| name | debug-gradient-flow |
| description | Diagnose gradient flow issues in training, especially for compiled models (torch.compile/make_fx). Systematically isolates which loss components (energy, force, virial) contribute gradients to which parameters, and identifies where the gradient chain breaks. |
| license | LGPL-3.0-or-later |
| metadata | {"author":"deepmd-kit","version":"1.0"} |
Debugging Gradient Flow in Training
Use this method when a loss component (force, virial, energy) does not decrease during training, or when compiled model training diverges from uncompiled training.
When to use
- A loss term (e.g.
rmse_f, rmse_v) stays flat or NaN during training
- Compiled training (
enable_compile=True) behaves differently from uncompiled
- After adding a new loss component or model output
- After changes to
make_fx tracing, torch.compile, or autograd.grad code paths
Method: Per-component gradient isolation
The core technique: zero out all loss terms except one, run loss.backward(), and count which model parameters receive non-zero gradients. Compare across uncompiled and compiled paths to pinpoint where gradients are lost.
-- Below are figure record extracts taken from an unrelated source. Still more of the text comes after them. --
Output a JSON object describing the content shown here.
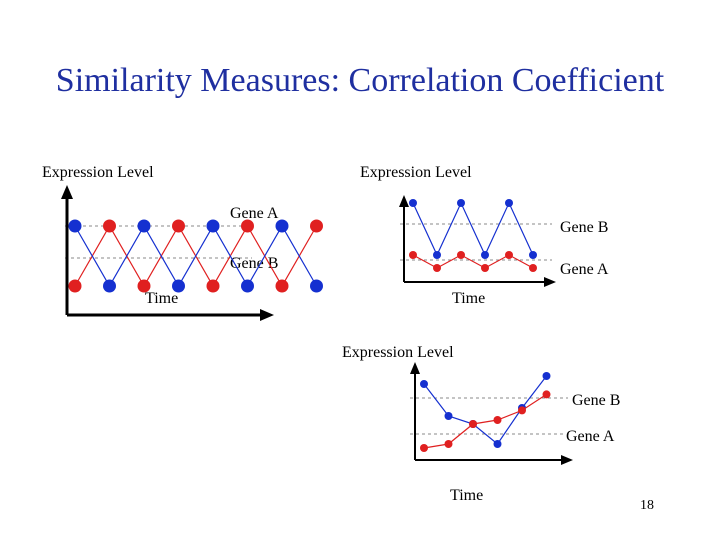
{
  "slide": {
    "title": "Similarity Measures: Correlation Coefficient",
    "page_number": "18"
  },
  "colors": {
    "title": "#1f2fa0",
    "gene_a": "#e02020",
    "gene_b": "#1530d0",
    "axis": "#000000",
    "reference_line": "#888888"
  },
  "chart_data": [
    {
      "type": "line",
      "description_visible": false,
      "ylabel": "Expression Level",
      "xlabel": "Time",
      "series": [
        {
          "name": "Gene A",
          "color": "#e02020",
          "values": [
            0,
            1,
            0,
            1,
            0,
            1,
            0,
            1
          ]
        },
        {
          "name": "Gene B",
          "color": "#1530d0",
          "values": [
            1,
            0,
            1,
            0,
            1,
            0,
            1,
            0
          ]
        }
      ]
    },
    {
      "type": "line",
      "ylabel": "Expression Level",
      "xlabel": "Time",
      "series": [
        {
          "name": "Gene B",
          "color": "#1530d0",
          "values": [
            1.0,
            0.2,
            1.0,
            0.2,
            1.0,
            0.2
          ]
        },
        {
          "name": "Gene A",
          "color": "#e02020",
          "values": [
            0.2,
            0.0,
            0.2,
            0.0,
            0.2,
            0.0
          ]
        }
      ]
    },
    {
      "type": "line",
      "ylabel": "Expression Level",
      "xlabel": "Time",
      "series": [
        {
          "name": "Gene B",
          "color": "#1530d0",
          "values": [
            0.85,
            0.45,
            0.35,
            0.1,
            0.55,
            0.95
          ]
        },
        {
          "name": "Gene A",
          "color": "#e02020",
          "values": [
            0.05,
            0.1,
            0.35,
            0.4,
            0.52,
            0.72
          ]
        }
      ]
    }
  ]
}
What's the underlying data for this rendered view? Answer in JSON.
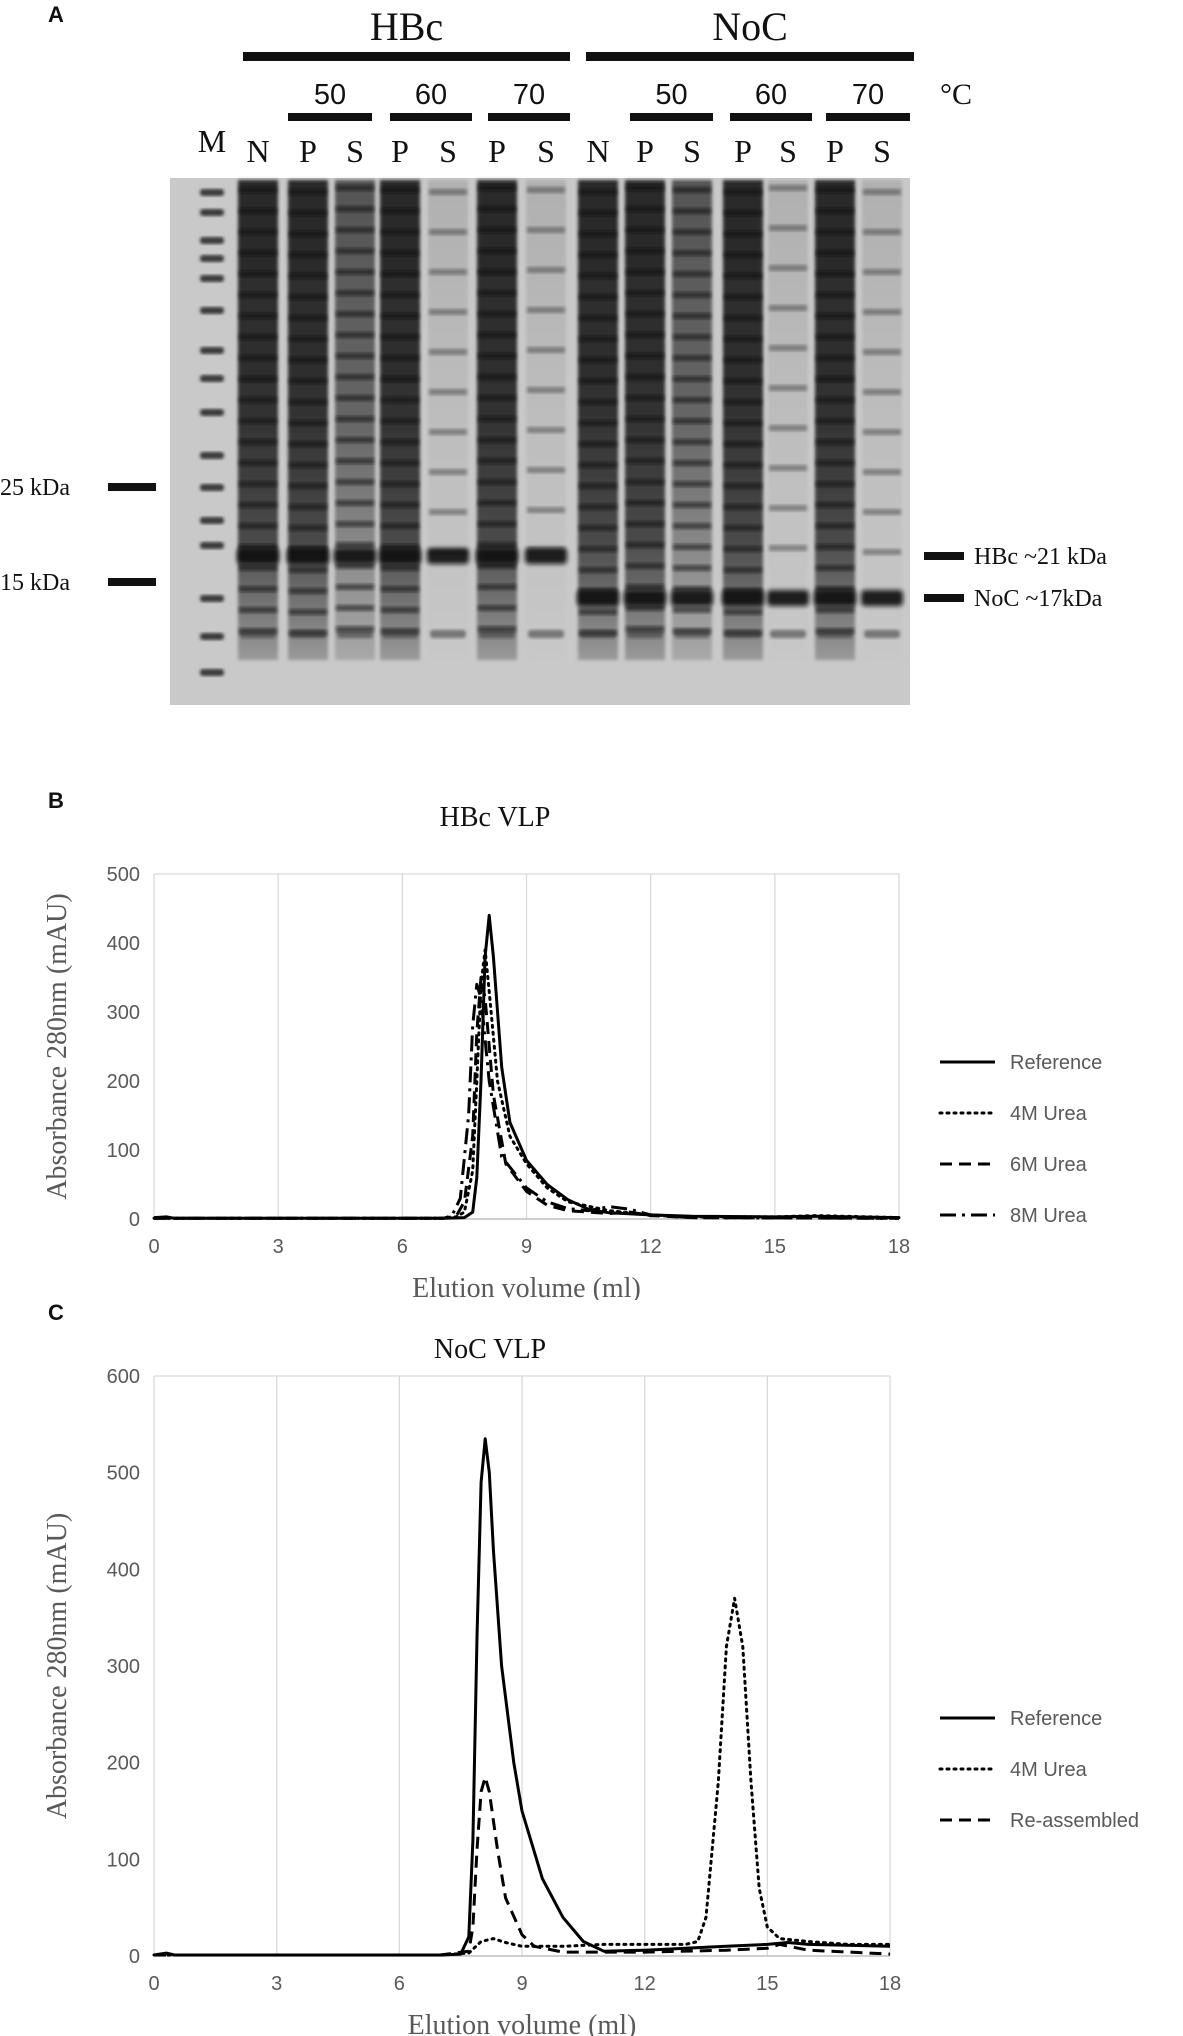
{
  "panel_a": {
    "letter": "A",
    "groups": [
      "HBc",
      "NoC"
    ],
    "temperatures": [
      "50",
      "60",
      "70",
      "50",
      "60",
      "70"
    ],
    "temp_unit": "°C",
    "lanes": [
      "M",
      "N",
      "P",
      "S",
      "P",
      "S",
      "P",
      "S",
      "N",
      "P",
      "S",
      "P",
      "S",
      "P",
      "S"
    ],
    "left_markers": [
      "25 kDa",
      "15 kDa"
    ],
    "right_markers": [
      "HBc ~21 kDa",
      "NoC ~17kDa"
    ]
  },
  "chart_data": [
    {
      "panel": "B",
      "type": "line",
      "title": "HBc VLP",
      "xlabel": "Elution volume (ml)",
      "ylabel": "Absorbance 280nm (mAU)",
      "xlim": [
        0,
        18
      ],
      "ylim": [
        0,
        500
      ],
      "xticks": [
        0,
        3,
        6,
        9,
        12,
        15,
        18
      ],
      "yticks": [
        0,
        100,
        200,
        300,
        400,
        500
      ],
      "grid": "vertical",
      "legend": "right",
      "series": [
        {
          "name": "Reference",
          "style": "solid",
          "points": [
            [
              0,
              2
            ],
            [
              0.3,
              3
            ],
            [
              0.5,
              1
            ],
            [
              6,
              1
            ],
            [
              7,
              1
            ],
            [
              7.5,
              2
            ],
            [
              7.7,
              10
            ],
            [
              7.8,
              60
            ],
            [
              7.9,
              200
            ],
            [
              8.0,
              380
            ],
            [
              8.1,
              440
            ],
            [
              8.2,
              380
            ],
            [
              8.4,
              220
            ],
            [
              8.6,
              140
            ],
            [
              9,
              85
            ],
            [
              9.5,
              50
            ],
            [
              10,
              28
            ],
            [
              10.5,
              14
            ],
            [
              11,
              9
            ],
            [
              12,
              6
            ],
            [
              13,
              4
            ],
            [
              15,
              3
            ],
            [
              16,
              4
            ],
            [
              18,
              2
            ]
          ]
        },
        {
          "name": "4M Urea",
          "style": "dotted",
          "points": [
            [
              0,
              1
            ],
            [
              6,
              1
            ],
            [
              7,
              1
            ],
            [
              7.3,
              3
            ],
            [
              7.5,
              10
            ],
            [
              7.7,
              70
            ],
            [
              7.8,
              200
            ],
            [
              7.9,
              340
            ],
            [
              8.0,
              390
            ],
            [
              8.1,
              330
            ],
            [
              8.3,
              200
            ],
            [
              8.6,
              120
            ],
            [
              9,
              80
            ],
            [
              9.5,
              45
            ],
            [
              10,
              25
            ],
            [
              11,
              12
            ],
            [
              12,
              6
            ],
            [
              13,
              3
            ],
            [
              15,
              3
            ],
            [
              16,
              5
            ],
            [
              18,
              2
            ]
          ]
        },
        {
          "name": "6M Urea",
          "style": "dashed",
          "points": [
            [
              0,
              1
            ],
            [
              6,
              1
            ],
            [
              7,
              1
            ],
            [
              7.3,
              4
            ],
            [
              7.5,
              25
            ],
            [
              7.7,
              120
            ],
            [
              7.8,
              270
            ],
            [
              7.9,
              350
            ],
            [
              8.0,
              320
            ],
            [
              8.2,
              180
            ],
            [
              8.5,
              80
            ],
            [
              9,
              40
            ],
            [
              9.5,
              20
            ],
            [
              10,
              12
            ],
            [
              11,
              8
            ],
            [
              11.5,
              10
            ],
            [
              12,
              5
            ],
            [
              13,
              2
            ],
            [
              18,
              1
            ]
          ]
        },
        {
          "name": "8M Urea",
          "style": "dashdot",
          "points": [
            [
              0,
              1
            ],
            [
              6,
              1
            ],
            [
              7,
              1
            ],
            [
              7.2,
              5
            ],
            [
              7.4,
              30
            ],
            [
              7.6,
              150
            ],
            [
              7.7,
              280
            ],
            [
              7.8,
              340
            ],
            [
              7.9,
              320
            ],
            [
              8.1,
              200
            ],
            [
              8.4,
              90
            ],
            [
              9,
              45
            ],
            [
              9.5,
              25
            ],
            [
              10,
              15
            ],
            [
              10.5,
              12
            ],
            [
              11,
              18
            ],
            [
              11.5,
              14
            ],
            [
              12,
              6
            ],
            [
              13,
              2
            ],
            [
              18,
              1
            ]
          ]
        }
      ]
    },
    {
      "panel": "C",
      "type": "line",
      "title": "NoC VLP",
      "xlabel": "Elution volume (ml)",
      "ylabel": "Absorbance 280nm (mAU)",
      "xlim": [
        0,
        18
      ],
      "ylim": [
        0,
        600
      ],
      "xticks": [
        0,
        3,
        6,
        9,
        12,
        15,
        18
      ],
      "yticks": [
        0,
        100,
        200,
        300,
        400,
        500,
        600
      ],
      "grid": "vertical",
      "legend": "right",
      "series": [
        {
          "name": "Reference",
          "style": "solid",
          "points": [
            [
              0,
              1
            ],
            [
              0.3,
              3
            ],
            [
              0.5,
              1
            ],
            [
              6,
              1
            ],
            [
              7,
              1
            ],
            [
              7.5,
              2
            ],
            [
              7.7,
              20
            ],
            [
              7.8,
              120
            ],
            [
              7.9,
              330
            ],
            [
              8.0,
              490
            ],
            [
              8.1,
              535
            ],
            [
              8.2,
              500
            ],
            [
              8.3,
              420
            ],
            [
              8.5,
              300
            ],
            [
              8.8,
              200
            ],
            [
              9,
              150
            ],
            [
              9.5,
              80
            ],
            [
              10,
              40
            ],
            [
              10.5,
              15
            ],
            [
              11,
              5
            ],
            [
              12,
              6
            ],
            [
              13,
              8
            ],
            [
              14,
              10
            ],
            [
              15,
              12
            ],
            [
              15.5,
              14
            ],
            [
              16,
              12
            ],
            [
              18,
              10
            ]
          ]
        },
        {
          "name": "4M Urea",
          "style": "dotted",
          "points": [
            [
              0,
              1
            ],
            [
              6,
              1
            ],
            [
              7,
              1
            ],
            [
              7.7,
              3
            ],
            [
              8,
              15
            ],
            [
              8.3,
              18
            ],
            [
              8.6,
              14
            ],
            [
              9,
              10
            ],
            [
              10,
              10
            ],
            [
              11,
              12
            ],
            [
              12,
              12
            ],
            [
              13,
              12
            ],
            [
              13.3,
              15
            ],
            [
              13.5,
              40
            ],
            [
              13.8,
              180
            ],
            [
              14,
              320
            ],
            [
              14.2,
              370
            ],
            [
              14.4,
              320
            ],
            [
              14.6,
              180
            ],
            [
              14.8,
              70
            ],
            [
              15,
              30
            ],
            [
              15.3,
              18
            ],
            [
              16,
              15
            ],
            [
              17,
              12
            ],
            [
              18,
              12
            ]
          ]
        },
        {
          "name": "Re-assembled",
          "style": "dashed",
          "points": [
            [
              0,
              1
            ],
            [
              6,
              1
            ],
            [
              7,
              1
            ],
            [
              7.7,
              5
            ],
            [
              7.8,
              30
            ],
            [
              7.9,
              110
            ],
            [
              8.0,
              170
            ],
            [
              8.1,
              185
            ],
            [
              8.2,
              170
            ],
            [
              8.4,
              110
            ],
            [
              8.6,
              60
            ],
            [
              9,
              22
            ],
            [
              9.3,
              10
            ],
            [
              10,
              4
            ],
            [
              12,
              4
            ],
            [
              14,
              6
            ],
            [
              15,
              8
            ],
            [
              15.3,
              12
            ],
            [
              16,
              6
            ],
            [
              17,
              4
            ],
            [
              18,
              2
            ]
          ]
        }
      ]
    }
  ],
  "panel_b_letter": "B",
  "panel_c_letter": "C"
}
Step 1: Write a gradient probe script
Create a script that constructs a trainer, injects labels if needed, and reports per-parameter gradient status:
def check_grad(trainer, label_overrides=None):
trainer.wrapper.train()
trainer.optimizer.zero_grad(set_to_none=True)
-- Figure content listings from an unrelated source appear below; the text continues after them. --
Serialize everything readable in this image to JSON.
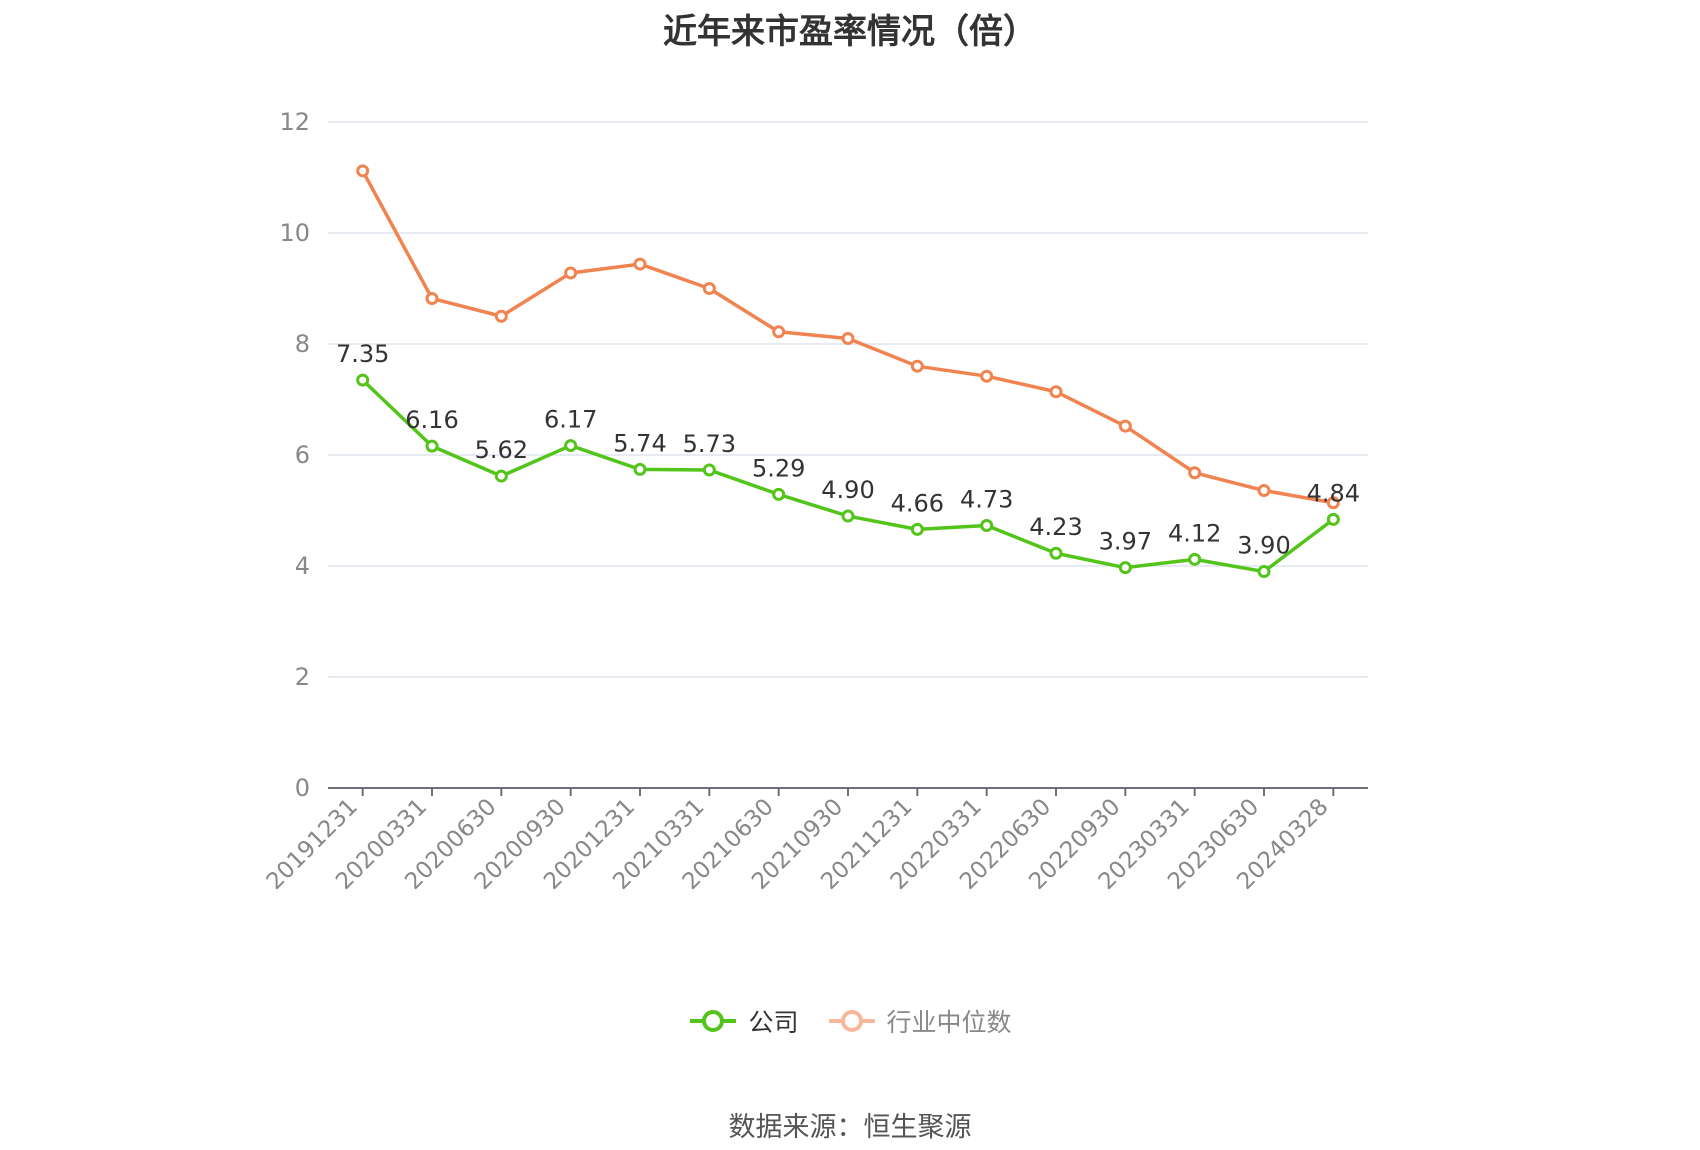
{
  "chart_data": {
    "type": "line",
    "title": "近年来市盈率情况（倍）",
    "categories": [
      "20191231",
      "20200331",
      "20200630",
      "20200930",
      "20201231",
      "20210331",
      "20210630",
      "20210930",
      "20211231",
      "20220331",
      "20220630",
      "20220930",
      "20230331",
      "20230630",
      "20240328"
    ],
    "series": [
      {
        "name": "公司",
        "color": "#52c41a",
        "values": [
          7.35,
          6.16,
          5.62,
          6.17,
          5.74,
          5.73,
          5.29,
          4.9,
          4.66,
          4.73,
          4.23,
          3.97,
          4.12,
          3.9,
          4.84
        ],
        "labels": [
          "7.35",
          "6.16",
          "5.62",
          "6.17",
          "5.74",
          "5.73",
          "5.29",
          "4.90",
          "4.66",
          "4.73",
          "4.23",
          "3.97",
          "4.12",
          "3.90",
          "4.84"
        ]
      },
      {
        "name": "行业中位数",
        "color": "#f0834f",
        "values": [
          11.12,
          8.82,
          8.5,
          9.28,
          9.44,
          9.0,
          8.22,
          8.1,
          7.6,
          7.42,
          7.14,
          6.52,
          5.68,
          5.36,
          5.14
        ]
      }
    ],
    "yticks": [
      "0",
      "2",
      "4",
      "6",
      "8",
      "10",
      "12"
    ],
    "ylim": [
      0,
      12
    ],
    "xlabel": "",
    "ylabel": "",
    "grid": true,
    "legend_position": "bottom"
  },
  "legend": {
    "company": "公司",
    "industry": "行业中位数"
  },
  "source": "数据来源：恒生聚源"
}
inp, lab = trainer.get_data(is_train=True)
lr = trainer.scheduler.get_last_lr()[0]
if label_overrides:
lab.update(label_overrides)
_, loss, more_loss = trainer.wrapper(**inp, cur_lr=lr, label=lab)
loss.backward()
status = {}
for name, p in trainer.wrapper.named_parameters():
if p.requires_grad:
has_grad = p.grad is not None and p.grad.abs().sum() > 0
status[name] = has_grad
return status
Step 2: Run for each loss component in isolation
Test each loss component separately by zeroing out the others:
scenarios = {
"energy only": {"find_force": 0.0, "find_virial": 0.0},
"force only": {"find_energy": 0.0, "find_virial": 0.0},
"virial only": {
"find_energy": 0.0,
"find_force": 0.0,
"virial": torch.randn(nframes, 9, ...),
"find_virial": 1.0,
},
"all losses": {
"virial": torch.randn(nframes, 9, ...),
"find_virial": 1.0,
},
}
If training data lacks virial labels, inject synthetic ones — the numerical values don't matter, only gradient flow matters.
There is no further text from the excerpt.